We asked four in-market experts for their take on the prospects for local versus global brands in Singapore.
- Annette Male, APAC CEO, DigitasLBi
- David Haddad, managing director, IPG Mediabrands Singapore
- Rowena Bhagchandani, CEO and co-founder, BLK-J
- Nick Handel, CEO, McCann Worldgroup Singapore
How much growth opportunity is there still for global brands in Singapore?
David Haddad: We’re at the tip of the iceberg. There is currently a huge push behind the Singapore Government initiative - Smart Nation. Being a smart nation means that Singapore is super- connected and tech forward, and the government is encouraging the start-up mentality. Singapore is one of the most successful examples of a start-up in itself.
The opportunity is for global brands to consider Singapore as a capability hub and the gateway to the rest of Asia; test and learn and scale fast using the diverse talent of Singapore and close proximity to mega-markets in the region.
Annette Male: The opportunity has not been exhausted by far. Most global brands have smartened up and no longer trying to force their global guidelines into the local markets but allow the brands to retain their values but give enough creative flexibility to ensure it caters to the local palate without compromising on quality. There is also a noticeable trend of global brands acquiring local brands to aid growth.
Nick Handel: Singapore is a deeply pragmatic market. If you have a product that provides utility and has a reason to be, then absolutely there is opportunity in Singapore. However, many of the major categories are already densely populated…so it would take real innovation to stand out from the existing players at this stage.
How are local brands trying to take on big brands in this country and what are the key rules / best practices for those trying to do so?
Annette Male: Local FMCG brands still dominate in this region over global brands, where they cater to the local tastes. Where this has been done well is where local brands stays true to its uniqueness. Behave in a confident tone. The growing use of performance media and social allows them to gain incremental reach and as a result view their competitors on a wider scale than ever before.
David Haddad: One example of a brand I really admire in Singapore is Toast Box. It has stayed true to the very local and culturally relevant nuance of Singaporean Kopi culture. It has managed to bring this culture forward into the present day, and in doing so, preserved an important element of Singapore’s history and culture. I think Toast Box rivals the experience of the global mega-brands operating in Singapore.

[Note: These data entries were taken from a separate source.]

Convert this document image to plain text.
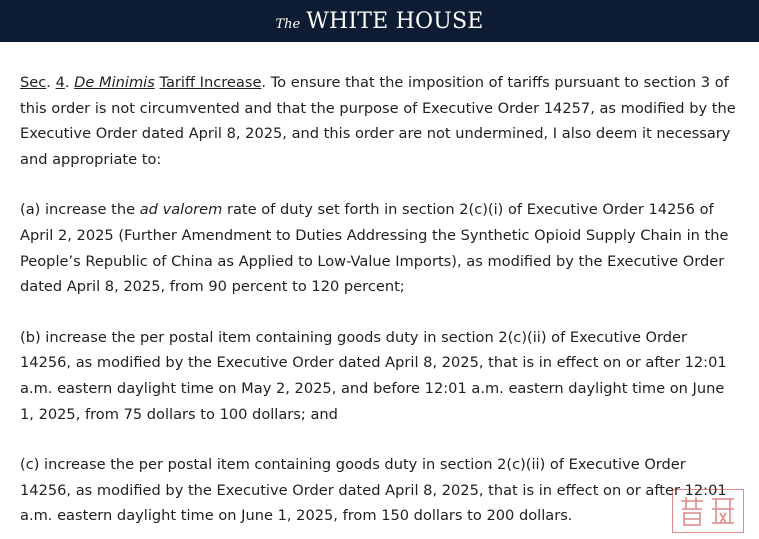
The WHITE HOUSE

Sec. 4. De Minimis Tariff Increase. To ensure that the imposition of tariffs pursuant to section 3 of this order is not circumvented and that the purpose of Executive Order 14257, as modified by the Executive Order dated April 8, 2025, and this order are not undermined, I also deem it necessary and appropriate to:

(a) increase the ad valorem rate of duty set forth in section 2(c)(i) of Executive Order 14256 of April 2, 2025 (Further Amendment to Duties Addressing the Synthetic Opioid Supply Chain in the People’s Republic of China as Applied to Low-Value Imports), as modified by the Executive Order dated April 8, 2025, from 90 percent to 120 percent;

(b) increase the per postal item containing goods duty in section 2(c)(ii) of Executive Order 14256, as modified by the Executive Order dated April 8, 2025, that is in effect on or after 12:01 a.m. eastern daylight time on May 2, 2025, and before 12:01 a.m. eastern daylight time on June 1, 2025, from 75 dollars to 100 dollars; and

(c) increase the per postal item containing goods duty in section 2(c)(ii) of Executive Order 14256, as modified by the Executive Order dated April 8, 2025, that is in effect on or after 12:01 a.m. eastern daylight time on June 1, 2025, from 150 dollars to 200 dollars.
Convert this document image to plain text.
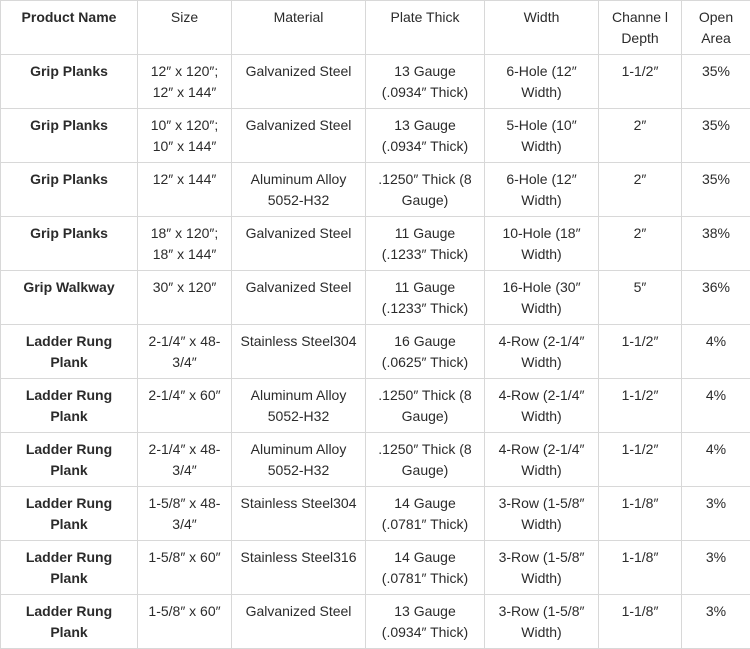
Product Name	Size	Material	Plate Thick	Width	Channe l Depth	Open Area
Grip Planks	12″ x 120″; 12″ x 144″	Galvanized Steel	13 Gauge (.0934″ Thick)	6-Hole (12″ Width)	1-1/2″	35%
Grip Planks	10″ x 120″; 10″ x 144″	Galvanized Steel	13 Gauge (.0934″ Thick)	5-Hole (10″ Width)	2″	35%
Grip Planks	12″ x 144″	Aluminum Alloy 5052-H32	.1250″ Thick (8 Gauge)	6-Hole (12″ Width)	2″	35%
Grip Planks	18″ x 120″; 18″ x 144″	Galvanized Steel	11 Gauge (.1233″ Thick)	10-Hole (18″ Width)	2″	38%
Grip Walkway	30″ x 120″	Galvanized Steel	11 Gauge (.1233″ Thick)	16-Hole (30″ Width)	5″	36%
Ladder Rung Plank	2-1/4″ x 48-3/4″	Stainless Steel304	16 Gauge (.0625″ Thick)	4-Row (2-1/4″ Width)	1-1/2″	4%
Ladder Rung Plank	2-1/4″ x 60″	Aluminum Alloy 5052-H32	.1250″ Thick (8 Gauge)	4-Row (2-1/4″ Width)	1-1/2″	4%
Ladder Rung Plank	2-1/4″ x 48-3/4″	Aluminum Alloy 5052-H32	.1250″ Thick (8 Gauge)	4-Row (2-1/4″ Width)	1-1/2″	4%
Ladder Rung Plank	1-5/8″ x 48-3/4″	Stainless Steel304	14 Gauge (.0781″ Thick)	3-Row (1-5/8″ Width)	1-1/8″	3%
Ladder Rung Plank	1-5/8″ x 60″	Stainless Steel316	14 Gauge (.0781″ Thick)	3-Row (1-5/8″ Width)	1-1/8″	3%
Ladder Rung Plank	1-5/8″ x 60″	Galvanized Steel	13 Gauge (.0934″ Thick)	3-Row (1-5/8″ Width)	1-1/8″	3%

Rowena Bhagchandani: In the past few years, an increasing number of local brands have been playing the ‘we truly understand and love our local-ness’ card. But big global brands are also trying to play the same card. It’s really a question of degree, and the trick for local brands is to find fresh, meaningful and better ways of making their local-ness more compelling. A lot of local brands believe there are cheap, easy ways to achieving success that will put them on equal footing with big brands in this country. While technology has become a great leveller in many ways with regards to improving processes, increasing efficiency and reducing costs, incisive strategic thinking and creative artistry can’t be replicated so easily yet.
What can global brands learn from local brand marketing?
Nick Handel: Tactical responsiveness and risk taking. Local brands can often be more sensitive, more responsive to local opinion and more engaged with issues, current affairs and consumer feedback. The mandate for global brands is to be additive to local culture and to somehow make a contribution to it. While 65 percent of people think the best way for a brand to make the world a better place is by providing consistently good, high quality products and service, as many as 92 percent believe that it is important or extremely important that brands respect local culture.
Rowena Bhagchandani: Being fully comfortable in their own skin and playing to their unique strengths. Locals clearly don’t shun global brands for being global and it’s a well-documented fact that Singaporeans are very well-travelled: they are global citizens as much as they are proud of their local roots. Global brands in Singapore thus shouldn’t feel compelled to appear more local all the time and can afford to wear their international badges with much more pride.
Annette Male: It seems really simple but make it relevant to your audience. Be a global brand with a local flavour. Be present with your content where they are: mobile first with a deep understanding of social channels and performance media to drive reach and engagement.
David Haddad: Singapore is a start-up nation that has nailed it. Like all start-up success stories there are so many lessons to be learnt here, and it all starts with asking questions and listening. Look at, and listen to, what local brands are doing. Be open to learning. There are so many success stories in Singapore at different levels of society and business, so take the time to meet diverse groups and surround yourself with the company you can learn from.